Dr Jean King, Cancer Research UK Director of Tobacco Control

Removing tobacco from point of sale

ISM research contributed directly to the development of the 2009 Health Act for England and Wales and the Tobacco and Primary Medical Services (Scotland) Act 2010. The latter is the most significant piece of Scottish tobacco control legislation since the 2005 move to smoke-free public places. Both Acts restrict the display and promotion of tobacco at the point of sale so as to make tobacco products less attractive and accessible.

They are built on the Institute’s research which showed that point of sale display is a key part of the tobacco industry’s marketing and has a clear effect on both adult and youth smoking. ISM is currently working on a major multi-institution study to evaluate the effects of this legislation in Scotland.

I am delighted that the Government have based their proposals in the Bill on research. Some of the most important research has been carried out by Professor Gerard Hastings, director of the Centre for Tobacco Control Research. He investigated the complex relationship between tobacco marketing at the point of sale and young people’s intention to smoke. He found that: ‘In 2006, almost half—46 per cent of UK teens—were aware of tobacco marketing at point of sale’. Moreover, the likelihood of a young person stating an intention to smoke may increase by 35 per cent with each brand that they can recall having seen at the point of sale.

Lord Faulkner of Worcester (Hansard–House of Lords Debates, 4th Feb 2009: Column 728).

Under the influence: demonstrating the power of alcohol marketing

ISM’s work on alcohol began 25 years ago examining what, if any, connection there is between the marketing of alcohol and young people’s drinking. The Institute conducted some of the UK’s, and the world’s, first studies to examine teenagers’ perceptions of alcohol advertising. These showed that, at that time, young people were very familiar with, and strongly attracted to, adverts for popular brands of beers, ciders and other types of drink. The studies also demonstrated, for the first time, that this attraction to alcohol advertising correlates with the onset and extent of teenage drinking – and that this link is independent of other factors (such as peer and parental attitudes and behaviour) which are known to be influential. In 2006, with Medical Research Council National Prevention Research Initiative (NPRI) funding, ISM conducted the UK’s first longitudinal study on alcohol marketing which demonstrated that alcohol marketing was not only independently correlated with teenage drinking, but also predated and predicted its onset and extent.
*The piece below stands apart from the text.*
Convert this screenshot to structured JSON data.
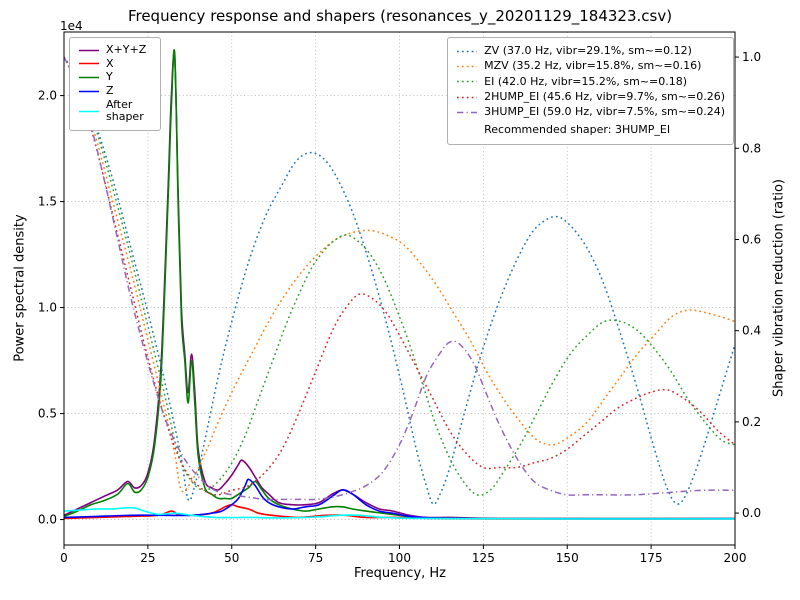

ISM is currently conducting a further NPRI study to evaluate the impact of alcohol marketing controls in the UK.

Changing the face of food marketing

SM research into the effects of food marketing on childhood obesity has shaped the regulatory debate both here and overseas and laid the foundations for policies which have changed the face of this marketing worldwide.

In 2003, the Institute was funded by the Food Standards Agency to conduct the first-ever systematic review of evidence on the relationship, if any, between food marketing and childhood obesity. In the UK, the media regulator, Ofcom, used the review as a basis for the world’s first statutory regulations on food advertising to children, which prohibited the promotion of foods high in fat, salt and sugar around children’s television programmes. Internationally, the World Health Organization (WHO) has twice commissioned‌ updates of the original review and used these as the basis for its policy development. Specifically, in December 2008, ISM research formed the basis of an international meeting to devise global guidance on food marketing. The resulting recommendations were subsequently ratified by the World Health Assembly and formally published by WHO in 2010 as a Set of Recommendations on the Marketing of Foods and Non-Alcoholic Beverages to Children’. This was the first-ever global guidance on food marketing and obesity.